Critics say cutting royalty rates will exacerbate an oversupply of crude and keep prices low, since operators with lower royalties will have an incentive to boost production.

"Charging producers less for taxpayer-owned oil and gas will not alter market headwinds facing the industry but it will costing taxpayers billions of dollars in revenue," Taxpayers for Common Sense president Steve Ellis said last month.

Oil state governors have raised concerns that cutting federal royalties, which are shared with states, will deprive them of needed revenue at a time they face massive budget shortfalls. The Western Governors Association, in a 3 April letter to Bernhardt, said suspending royalty collection would have a "direct negative effect on states."

BLM today defended its royalty relief policies, which it said have existed for decades and require operators to submit an application with financial data showing why a reduction is needed for a lease to keep producing.
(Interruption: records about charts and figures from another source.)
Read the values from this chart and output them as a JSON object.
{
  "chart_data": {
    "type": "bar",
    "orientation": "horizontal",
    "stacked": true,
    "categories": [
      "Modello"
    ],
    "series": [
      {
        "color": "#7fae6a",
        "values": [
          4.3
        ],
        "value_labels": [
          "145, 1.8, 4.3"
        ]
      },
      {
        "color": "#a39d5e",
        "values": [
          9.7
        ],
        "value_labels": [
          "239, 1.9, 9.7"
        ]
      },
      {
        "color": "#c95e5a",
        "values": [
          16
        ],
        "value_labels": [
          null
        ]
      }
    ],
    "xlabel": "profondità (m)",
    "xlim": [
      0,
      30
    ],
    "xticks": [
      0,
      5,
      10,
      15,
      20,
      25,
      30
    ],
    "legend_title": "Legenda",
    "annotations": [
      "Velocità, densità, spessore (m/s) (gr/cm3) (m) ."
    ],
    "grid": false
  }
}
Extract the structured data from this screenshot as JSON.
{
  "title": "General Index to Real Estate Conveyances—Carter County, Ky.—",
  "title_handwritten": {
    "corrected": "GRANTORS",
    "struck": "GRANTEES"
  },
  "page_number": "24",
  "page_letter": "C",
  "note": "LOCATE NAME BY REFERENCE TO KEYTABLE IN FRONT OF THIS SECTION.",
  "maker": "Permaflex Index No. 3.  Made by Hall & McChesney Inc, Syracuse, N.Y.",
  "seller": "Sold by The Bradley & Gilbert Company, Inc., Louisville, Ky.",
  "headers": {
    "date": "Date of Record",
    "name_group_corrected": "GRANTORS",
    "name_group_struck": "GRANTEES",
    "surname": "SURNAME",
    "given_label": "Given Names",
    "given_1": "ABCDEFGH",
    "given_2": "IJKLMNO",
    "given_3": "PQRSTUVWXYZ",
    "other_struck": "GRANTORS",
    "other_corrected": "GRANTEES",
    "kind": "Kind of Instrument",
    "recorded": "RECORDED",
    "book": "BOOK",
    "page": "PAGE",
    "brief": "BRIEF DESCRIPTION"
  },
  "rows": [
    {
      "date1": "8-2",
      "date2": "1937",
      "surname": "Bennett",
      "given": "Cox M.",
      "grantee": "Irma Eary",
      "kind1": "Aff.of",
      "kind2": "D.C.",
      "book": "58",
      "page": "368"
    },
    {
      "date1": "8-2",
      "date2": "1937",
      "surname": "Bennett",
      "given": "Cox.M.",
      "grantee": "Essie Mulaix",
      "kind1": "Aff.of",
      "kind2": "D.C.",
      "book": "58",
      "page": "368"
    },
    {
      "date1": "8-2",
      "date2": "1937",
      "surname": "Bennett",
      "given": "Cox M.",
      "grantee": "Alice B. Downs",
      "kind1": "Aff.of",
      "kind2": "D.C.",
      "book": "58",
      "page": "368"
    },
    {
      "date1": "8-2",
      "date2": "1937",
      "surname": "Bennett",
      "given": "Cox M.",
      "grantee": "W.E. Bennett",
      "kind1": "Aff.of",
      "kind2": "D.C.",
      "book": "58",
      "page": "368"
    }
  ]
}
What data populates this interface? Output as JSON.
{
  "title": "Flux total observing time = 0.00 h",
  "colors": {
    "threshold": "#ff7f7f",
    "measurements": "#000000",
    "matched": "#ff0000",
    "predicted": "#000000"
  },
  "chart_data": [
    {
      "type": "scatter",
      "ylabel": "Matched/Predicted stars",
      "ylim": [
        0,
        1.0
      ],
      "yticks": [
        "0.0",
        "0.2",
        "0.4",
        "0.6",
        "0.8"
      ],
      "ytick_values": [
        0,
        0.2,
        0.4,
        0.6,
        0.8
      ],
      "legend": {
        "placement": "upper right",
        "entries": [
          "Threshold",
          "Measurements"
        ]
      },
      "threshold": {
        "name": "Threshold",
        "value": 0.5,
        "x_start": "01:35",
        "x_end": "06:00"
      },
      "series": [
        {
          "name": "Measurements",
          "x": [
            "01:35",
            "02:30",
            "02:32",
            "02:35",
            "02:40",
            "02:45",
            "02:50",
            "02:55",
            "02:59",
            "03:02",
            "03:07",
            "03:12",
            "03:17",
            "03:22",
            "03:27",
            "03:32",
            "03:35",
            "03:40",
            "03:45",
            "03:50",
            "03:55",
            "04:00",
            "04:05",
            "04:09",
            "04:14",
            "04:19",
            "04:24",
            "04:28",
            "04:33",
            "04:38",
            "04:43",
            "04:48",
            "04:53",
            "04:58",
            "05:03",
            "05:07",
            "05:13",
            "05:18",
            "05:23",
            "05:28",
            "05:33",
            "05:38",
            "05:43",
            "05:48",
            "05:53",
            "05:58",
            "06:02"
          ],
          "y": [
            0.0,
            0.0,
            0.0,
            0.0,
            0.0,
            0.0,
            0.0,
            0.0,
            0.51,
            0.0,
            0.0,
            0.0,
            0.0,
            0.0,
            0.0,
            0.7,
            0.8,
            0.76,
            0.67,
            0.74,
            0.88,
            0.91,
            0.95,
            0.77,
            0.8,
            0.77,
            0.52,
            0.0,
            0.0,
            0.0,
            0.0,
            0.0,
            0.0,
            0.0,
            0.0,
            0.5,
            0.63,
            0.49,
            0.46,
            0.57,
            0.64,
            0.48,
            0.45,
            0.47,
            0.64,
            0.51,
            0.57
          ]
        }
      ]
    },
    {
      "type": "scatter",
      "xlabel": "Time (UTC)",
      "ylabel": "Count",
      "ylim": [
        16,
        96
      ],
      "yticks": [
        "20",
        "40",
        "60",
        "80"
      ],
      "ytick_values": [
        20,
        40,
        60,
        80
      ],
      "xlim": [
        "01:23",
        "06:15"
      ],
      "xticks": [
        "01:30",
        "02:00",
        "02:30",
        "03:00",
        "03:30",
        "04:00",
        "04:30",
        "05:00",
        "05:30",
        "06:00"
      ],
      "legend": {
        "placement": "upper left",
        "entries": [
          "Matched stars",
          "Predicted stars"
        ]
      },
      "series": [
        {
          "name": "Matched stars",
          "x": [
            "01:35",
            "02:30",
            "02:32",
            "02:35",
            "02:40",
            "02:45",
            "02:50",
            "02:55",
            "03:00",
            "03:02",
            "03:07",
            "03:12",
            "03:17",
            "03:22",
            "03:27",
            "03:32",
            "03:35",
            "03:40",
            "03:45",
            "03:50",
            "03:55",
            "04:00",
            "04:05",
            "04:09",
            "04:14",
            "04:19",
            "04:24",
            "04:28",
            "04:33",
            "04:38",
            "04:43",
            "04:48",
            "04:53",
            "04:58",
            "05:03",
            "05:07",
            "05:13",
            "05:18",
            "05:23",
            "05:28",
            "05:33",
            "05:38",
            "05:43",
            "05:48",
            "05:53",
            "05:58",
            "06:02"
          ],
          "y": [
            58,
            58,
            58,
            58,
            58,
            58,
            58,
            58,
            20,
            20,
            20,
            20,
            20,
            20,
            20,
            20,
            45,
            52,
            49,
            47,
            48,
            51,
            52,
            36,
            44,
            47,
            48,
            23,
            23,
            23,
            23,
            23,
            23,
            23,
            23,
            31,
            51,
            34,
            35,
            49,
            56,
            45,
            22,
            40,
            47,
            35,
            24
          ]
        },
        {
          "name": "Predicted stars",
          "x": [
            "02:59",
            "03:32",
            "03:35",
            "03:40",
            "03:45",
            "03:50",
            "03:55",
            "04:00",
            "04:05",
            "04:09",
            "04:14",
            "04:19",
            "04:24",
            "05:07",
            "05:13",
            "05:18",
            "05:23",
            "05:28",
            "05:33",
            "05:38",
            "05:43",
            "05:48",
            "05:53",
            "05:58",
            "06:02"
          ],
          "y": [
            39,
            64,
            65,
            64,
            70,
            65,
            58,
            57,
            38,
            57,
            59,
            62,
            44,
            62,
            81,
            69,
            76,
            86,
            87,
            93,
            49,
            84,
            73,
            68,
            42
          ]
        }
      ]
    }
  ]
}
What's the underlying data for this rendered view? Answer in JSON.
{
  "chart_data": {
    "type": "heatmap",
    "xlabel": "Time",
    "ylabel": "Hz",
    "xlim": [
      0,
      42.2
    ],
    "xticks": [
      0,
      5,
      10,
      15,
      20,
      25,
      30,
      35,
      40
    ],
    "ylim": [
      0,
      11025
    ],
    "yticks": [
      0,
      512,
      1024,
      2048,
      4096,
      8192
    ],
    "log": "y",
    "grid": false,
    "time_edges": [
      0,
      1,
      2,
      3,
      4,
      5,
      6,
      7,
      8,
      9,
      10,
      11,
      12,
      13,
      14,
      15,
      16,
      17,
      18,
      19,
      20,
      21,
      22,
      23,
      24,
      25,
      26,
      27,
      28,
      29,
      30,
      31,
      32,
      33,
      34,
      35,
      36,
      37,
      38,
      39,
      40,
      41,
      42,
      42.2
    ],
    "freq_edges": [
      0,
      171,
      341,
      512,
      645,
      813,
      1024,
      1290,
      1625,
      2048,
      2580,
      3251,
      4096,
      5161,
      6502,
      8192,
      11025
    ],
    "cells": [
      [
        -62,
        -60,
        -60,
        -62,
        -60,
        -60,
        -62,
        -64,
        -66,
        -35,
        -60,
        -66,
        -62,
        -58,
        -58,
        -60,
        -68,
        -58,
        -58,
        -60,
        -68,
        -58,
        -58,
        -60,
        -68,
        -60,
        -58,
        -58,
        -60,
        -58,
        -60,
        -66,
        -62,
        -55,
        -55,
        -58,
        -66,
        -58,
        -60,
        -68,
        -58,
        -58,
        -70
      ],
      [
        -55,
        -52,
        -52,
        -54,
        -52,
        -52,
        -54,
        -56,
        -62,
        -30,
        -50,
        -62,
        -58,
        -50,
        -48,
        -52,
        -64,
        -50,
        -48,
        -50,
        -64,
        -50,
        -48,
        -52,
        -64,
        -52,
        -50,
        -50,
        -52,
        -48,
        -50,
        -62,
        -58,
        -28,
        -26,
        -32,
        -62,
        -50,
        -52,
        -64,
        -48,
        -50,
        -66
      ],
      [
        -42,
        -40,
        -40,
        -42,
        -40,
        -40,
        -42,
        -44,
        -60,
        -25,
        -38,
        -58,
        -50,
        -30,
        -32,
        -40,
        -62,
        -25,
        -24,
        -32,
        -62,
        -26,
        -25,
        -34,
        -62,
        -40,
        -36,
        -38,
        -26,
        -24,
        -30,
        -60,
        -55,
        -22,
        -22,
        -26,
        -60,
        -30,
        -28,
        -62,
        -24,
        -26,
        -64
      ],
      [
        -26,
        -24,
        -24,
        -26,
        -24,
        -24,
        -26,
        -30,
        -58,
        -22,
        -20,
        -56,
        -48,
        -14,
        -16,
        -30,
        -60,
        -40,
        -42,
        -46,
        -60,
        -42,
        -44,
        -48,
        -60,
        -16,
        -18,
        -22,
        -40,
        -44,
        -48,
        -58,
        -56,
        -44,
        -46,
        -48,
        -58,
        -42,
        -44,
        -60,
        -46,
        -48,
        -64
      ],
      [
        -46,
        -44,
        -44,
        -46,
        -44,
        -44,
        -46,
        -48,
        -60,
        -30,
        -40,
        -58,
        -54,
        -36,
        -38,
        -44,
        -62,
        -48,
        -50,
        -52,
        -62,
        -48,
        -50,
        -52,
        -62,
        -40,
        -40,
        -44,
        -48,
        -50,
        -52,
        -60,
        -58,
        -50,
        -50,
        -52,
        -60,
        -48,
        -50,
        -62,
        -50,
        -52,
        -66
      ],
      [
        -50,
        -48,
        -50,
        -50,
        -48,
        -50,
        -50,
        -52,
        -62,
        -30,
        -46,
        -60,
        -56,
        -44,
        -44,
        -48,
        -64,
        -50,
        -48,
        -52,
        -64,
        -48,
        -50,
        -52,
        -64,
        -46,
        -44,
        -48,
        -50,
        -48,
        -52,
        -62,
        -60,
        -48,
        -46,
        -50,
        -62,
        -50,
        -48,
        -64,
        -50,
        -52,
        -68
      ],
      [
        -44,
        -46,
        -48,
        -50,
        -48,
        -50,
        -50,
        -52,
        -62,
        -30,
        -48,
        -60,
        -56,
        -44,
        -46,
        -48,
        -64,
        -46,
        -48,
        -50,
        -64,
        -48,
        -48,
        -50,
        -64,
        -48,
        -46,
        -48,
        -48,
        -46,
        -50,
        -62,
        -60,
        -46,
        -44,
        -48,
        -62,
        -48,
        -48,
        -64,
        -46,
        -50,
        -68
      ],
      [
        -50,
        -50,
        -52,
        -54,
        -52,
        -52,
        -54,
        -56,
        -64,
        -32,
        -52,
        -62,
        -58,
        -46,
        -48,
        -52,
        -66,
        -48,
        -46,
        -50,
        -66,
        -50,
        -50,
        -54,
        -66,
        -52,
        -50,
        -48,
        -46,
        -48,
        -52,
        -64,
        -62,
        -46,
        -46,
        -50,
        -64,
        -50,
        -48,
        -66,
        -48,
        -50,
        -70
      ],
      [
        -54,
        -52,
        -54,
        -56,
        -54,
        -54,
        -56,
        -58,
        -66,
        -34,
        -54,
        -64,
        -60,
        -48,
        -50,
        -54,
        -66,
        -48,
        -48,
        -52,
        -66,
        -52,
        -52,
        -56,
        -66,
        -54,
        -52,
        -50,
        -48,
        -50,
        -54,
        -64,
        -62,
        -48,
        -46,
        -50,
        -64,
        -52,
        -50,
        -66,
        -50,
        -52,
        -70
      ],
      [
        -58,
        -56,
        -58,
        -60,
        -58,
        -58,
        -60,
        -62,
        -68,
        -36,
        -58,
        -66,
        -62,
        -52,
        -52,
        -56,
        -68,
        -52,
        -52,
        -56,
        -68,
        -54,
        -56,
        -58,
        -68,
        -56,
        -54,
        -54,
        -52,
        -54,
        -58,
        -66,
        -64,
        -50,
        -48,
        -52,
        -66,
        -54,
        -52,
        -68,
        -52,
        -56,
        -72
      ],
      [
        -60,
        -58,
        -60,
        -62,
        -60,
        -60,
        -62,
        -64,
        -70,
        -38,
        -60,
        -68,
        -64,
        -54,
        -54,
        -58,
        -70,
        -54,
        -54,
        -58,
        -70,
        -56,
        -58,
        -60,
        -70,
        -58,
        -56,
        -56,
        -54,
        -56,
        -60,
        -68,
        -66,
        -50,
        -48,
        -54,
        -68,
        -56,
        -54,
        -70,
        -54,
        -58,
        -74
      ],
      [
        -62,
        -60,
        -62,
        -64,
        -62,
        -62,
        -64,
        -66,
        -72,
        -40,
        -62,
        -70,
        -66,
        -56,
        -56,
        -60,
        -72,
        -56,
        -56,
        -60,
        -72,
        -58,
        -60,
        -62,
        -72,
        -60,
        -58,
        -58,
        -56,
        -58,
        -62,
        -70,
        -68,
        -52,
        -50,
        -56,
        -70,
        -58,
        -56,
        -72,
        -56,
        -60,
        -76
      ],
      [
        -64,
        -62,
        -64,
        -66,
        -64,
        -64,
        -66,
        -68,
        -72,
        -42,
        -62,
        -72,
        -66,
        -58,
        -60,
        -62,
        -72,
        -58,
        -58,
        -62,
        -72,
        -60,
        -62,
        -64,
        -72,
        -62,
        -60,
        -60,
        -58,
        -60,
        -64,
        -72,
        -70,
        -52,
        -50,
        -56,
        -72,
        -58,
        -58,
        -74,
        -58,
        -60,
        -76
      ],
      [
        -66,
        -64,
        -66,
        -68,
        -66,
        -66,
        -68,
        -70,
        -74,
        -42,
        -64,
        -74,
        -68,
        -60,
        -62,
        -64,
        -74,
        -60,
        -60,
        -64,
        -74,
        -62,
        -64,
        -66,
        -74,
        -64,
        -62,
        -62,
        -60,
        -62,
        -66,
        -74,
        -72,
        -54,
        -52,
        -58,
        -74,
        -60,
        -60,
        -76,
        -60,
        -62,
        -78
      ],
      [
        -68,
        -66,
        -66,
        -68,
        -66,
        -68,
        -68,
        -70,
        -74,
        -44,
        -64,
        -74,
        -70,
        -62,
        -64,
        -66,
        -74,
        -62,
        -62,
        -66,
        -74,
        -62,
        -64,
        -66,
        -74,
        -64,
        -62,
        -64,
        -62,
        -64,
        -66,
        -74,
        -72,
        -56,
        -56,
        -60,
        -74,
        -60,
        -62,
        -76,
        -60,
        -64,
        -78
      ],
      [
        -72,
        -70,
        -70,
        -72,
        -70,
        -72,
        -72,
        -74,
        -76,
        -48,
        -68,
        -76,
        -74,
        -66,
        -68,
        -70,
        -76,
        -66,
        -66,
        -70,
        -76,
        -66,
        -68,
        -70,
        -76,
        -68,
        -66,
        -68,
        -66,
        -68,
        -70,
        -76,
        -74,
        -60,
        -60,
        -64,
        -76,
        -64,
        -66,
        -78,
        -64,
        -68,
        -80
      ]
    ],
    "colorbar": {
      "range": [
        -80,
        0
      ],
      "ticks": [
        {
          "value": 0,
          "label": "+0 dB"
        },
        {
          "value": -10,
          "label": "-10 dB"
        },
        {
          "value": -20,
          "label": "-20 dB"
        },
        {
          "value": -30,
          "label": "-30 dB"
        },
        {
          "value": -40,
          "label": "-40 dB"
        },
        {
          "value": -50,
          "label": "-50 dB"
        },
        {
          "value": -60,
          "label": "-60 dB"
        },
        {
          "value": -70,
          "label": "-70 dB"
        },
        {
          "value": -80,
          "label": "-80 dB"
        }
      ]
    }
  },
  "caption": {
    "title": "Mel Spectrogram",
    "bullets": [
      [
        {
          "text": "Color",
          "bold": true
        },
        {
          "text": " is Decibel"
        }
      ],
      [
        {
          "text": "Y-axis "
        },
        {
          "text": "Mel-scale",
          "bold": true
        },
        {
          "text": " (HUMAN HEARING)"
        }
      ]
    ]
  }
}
BLM is only approving requests when it is in the "best interest of conservation" of the resource or would encourage recovery of federal oil and gas resources, the agency said.

"These longstanding processes help ensure America has a stable long-term energy supply and provide long-term value to American taxpayers," BLM said.

US independents Kirkwood Oil & Gas, Lonesome Oil & Gas and Nerd Gas are listed as lessees on many of the 76 royalty reductions approved so far for leases in Utah. The companies filed their requests about a week after the administration announced that it would not allow blanket relief. Kirkwood did not immediately respond for comment. Lonesome and Nerd Gas could not immediately be reached for comment.

Offshore producers face a more complicated process for seeking royalty relief that often takes months to complete. The US Bureau of Safety and Environmental Enforcement, which manages that process, had not received any royalty relief requests this year as of 6 May.